In your starting position, pre-lift, you’ll notice a few muscle groups that are being activated; quads and hip flexors are engaged maintaining your deep posture, your abdominals and erector muscles are creating a neutral posture for your spine, and your lats are engaging in order to help maintain retracted shoulders and an extended back.
You’ll also most likely will feel this in your dorsiflexors, the muscles in the anteriolateral aspect of you lower legs. These guys help manage your balance and allow for you to “dig” your heels into the floor for the actual lifting phase of this movement.
Now time for the lift phase. “Hang off of the bar”… meaning load your force through your heels and pull up the bar using your hips. If you do this correctly you’ll feel this in your hamstrings and glutes at the beginning of the lift, followed by some work completed by the quads for the final amount of knee extension to standing.
If you posteriorly rolled your pelvis successfully, you will feel your hips extend to their fullest and feel those glutes fire on max.
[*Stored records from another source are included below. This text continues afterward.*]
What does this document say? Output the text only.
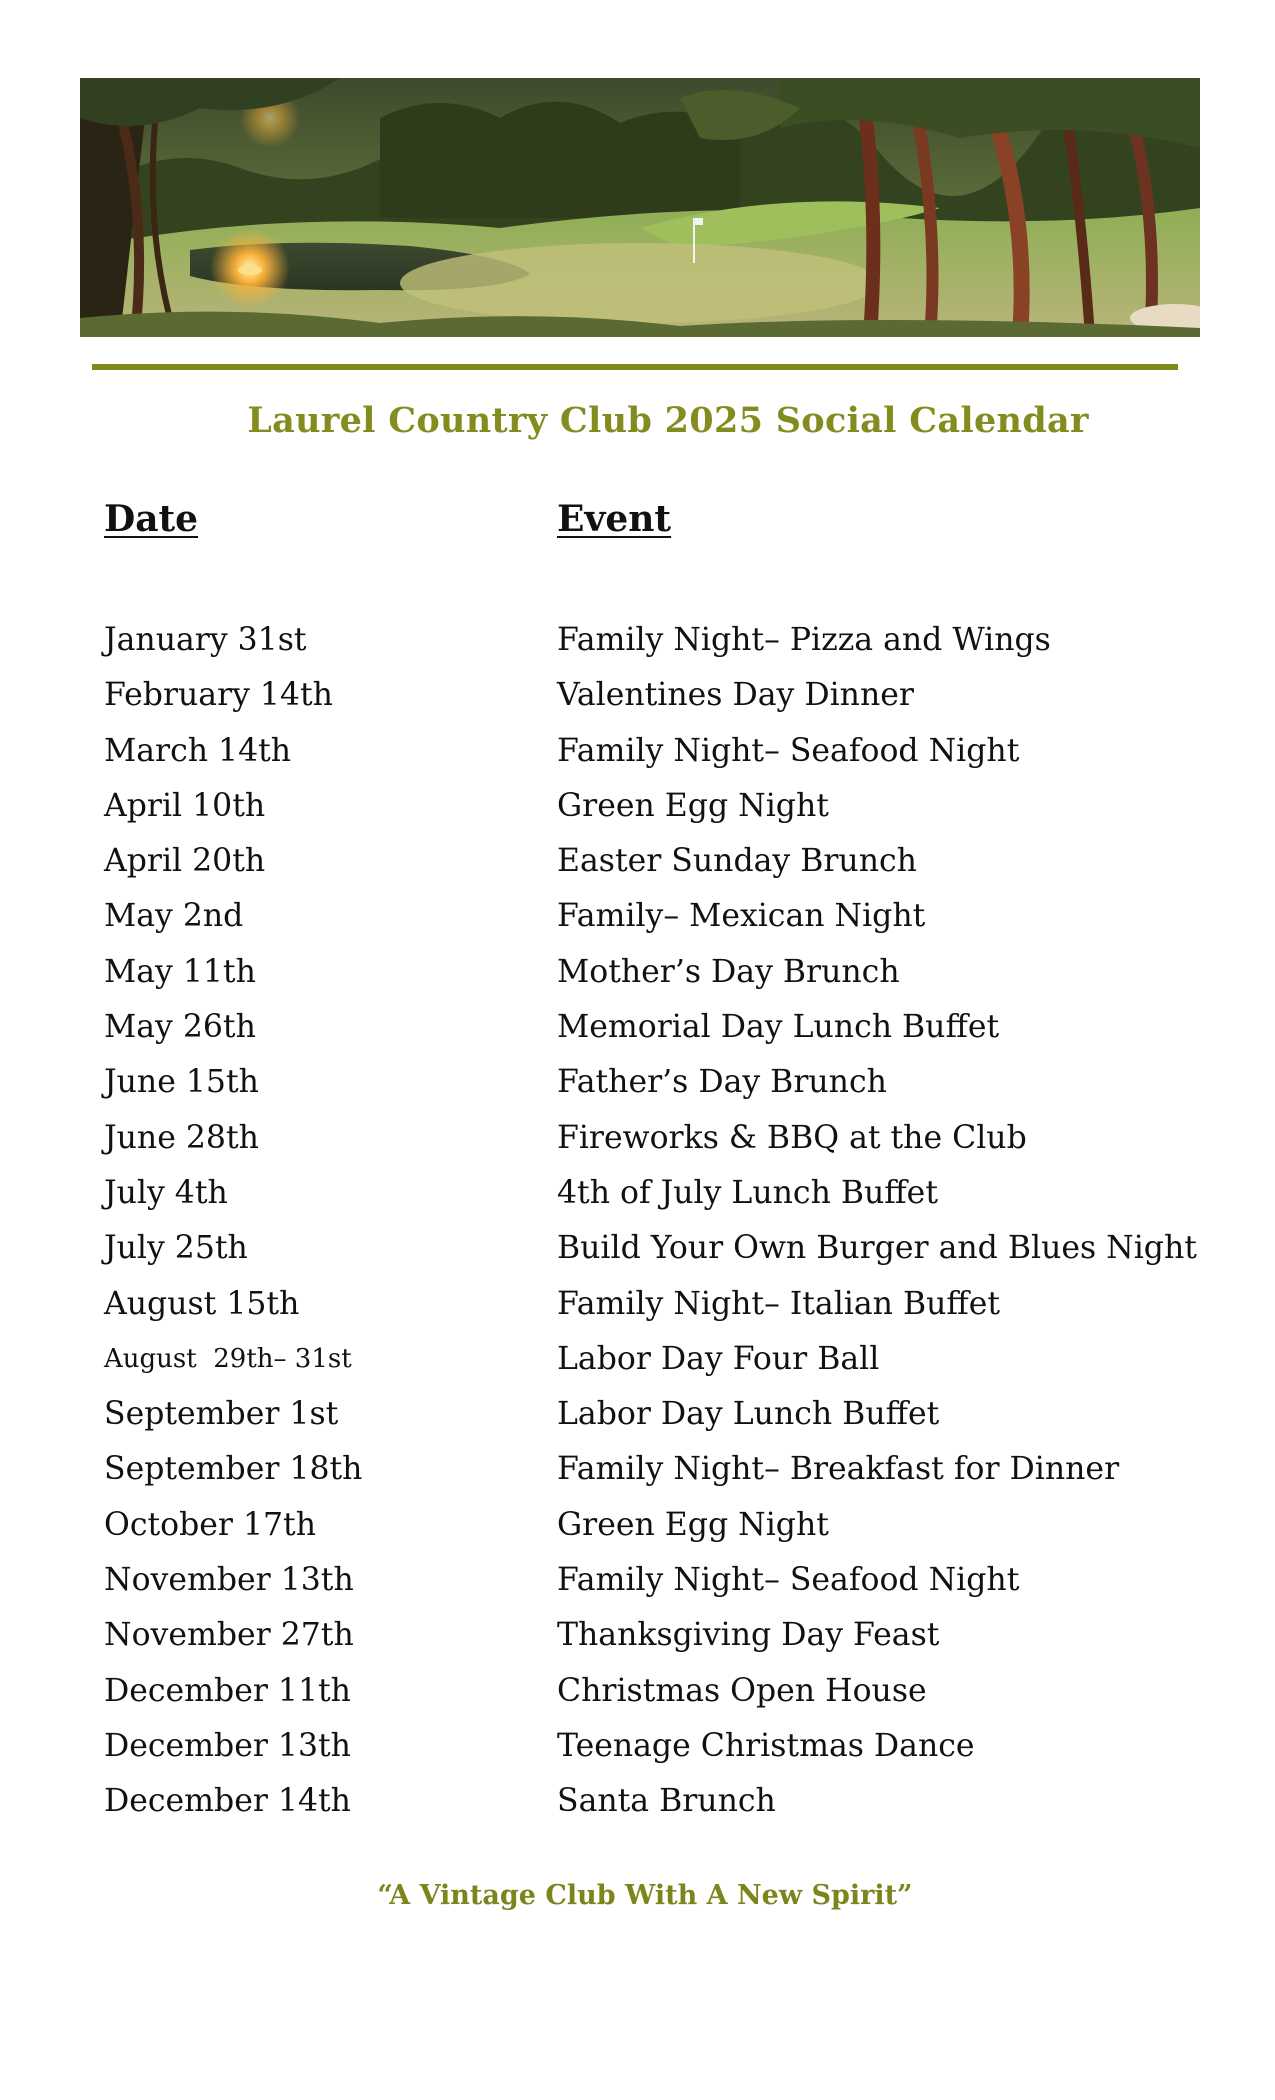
Laurel Country Club 2025 Social Calendar
Date	Event
January 31st	Family Night– Pizza and Wings
February 14th	Valentines Day Dinner
March 14th	Family Night– Seafood Night
April 10th	Green Egg Night
April 20th	Easter Sunday Brunch
May 2nd	Family– Mexican Night
May 11th	Mother’s Day Brunch
May 26th	Memorial Day Lunch Buffet
June 15th	Father’s Day Brunch
June 28th	Fireworks & BBQ at the Club
July 4th	4th of July Lunch Buffet
July 25th	Build Your Own Burger and Blues Night
August 15th	Family Night– Italian Buffet
August  29th– 31st	Labor Day Four Ball
September 1st	Labor Day Lunch Buffet
September 18th	Family Night– Breakfast for Dinner
October 17th	Green Egg Night
November 13th	Family Night– Seafood Night
November 27th	Thanksgiving Day Feast
December 11th	Christmas Open House
December 13th	Teenage Christmas Dance
December 14th	Santa Brunch
“A Vintage Club With A New Spirit”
You should also feel your abdominals tense up as well.
The way back down flips the pattern; you will notice increased tension in the erector spinae muscles which stabilize your back, and you will notice a massive increase in work being done via your quads on the way back down to starting position.
Maintain a “hanging” position on the way down, and be sure to push your hips back so the bar clears your knees; your glutes will increase in load once again after the bar clears them.
Once down in that pre-lift position, rinse and repeat for 7 more reps… grind those legs!
Now not all deadlifts are created equal. I choose the Olympic movement because it provides a balanced load on the anterior and posterior chains of your lower body. The second reason why I prefer this method is due to the fact it incorporates your core musculature as well as a neutral spine… which is critical to maintain.
Romanian deadlifts, also known as a straight or stiff leg deadlift, activate only your posterior chain… hamstrings and glutes. However, this lift also puts a tremendous shearing load on your spine and requires either lower weights or a lot of strengthening of your back.
Conversely, a sumo deadlift (wide stance) activates more of your inner thighs and requires more weight to get a burn. You’re not going to activate your posterior chain as much in this lift because you cannot flex your butt down low enough; people are also prone to flexing their spine forward if their hips can’t drop as well.
Training in limited range of motion rarely has long term benefits, so keep that in mind if you want to work these into a workout.
I have folks perform Olympic DLs, squats, Romanian DLs and then sumo DLs in that order when they train for legs.
The first two lifts end up working more body mass, and the second two isolate specific leg regions. Try this order out sometime and add some isolated machine based movements afterwards. Next legs day – crush that workout and prepare for some DOMS!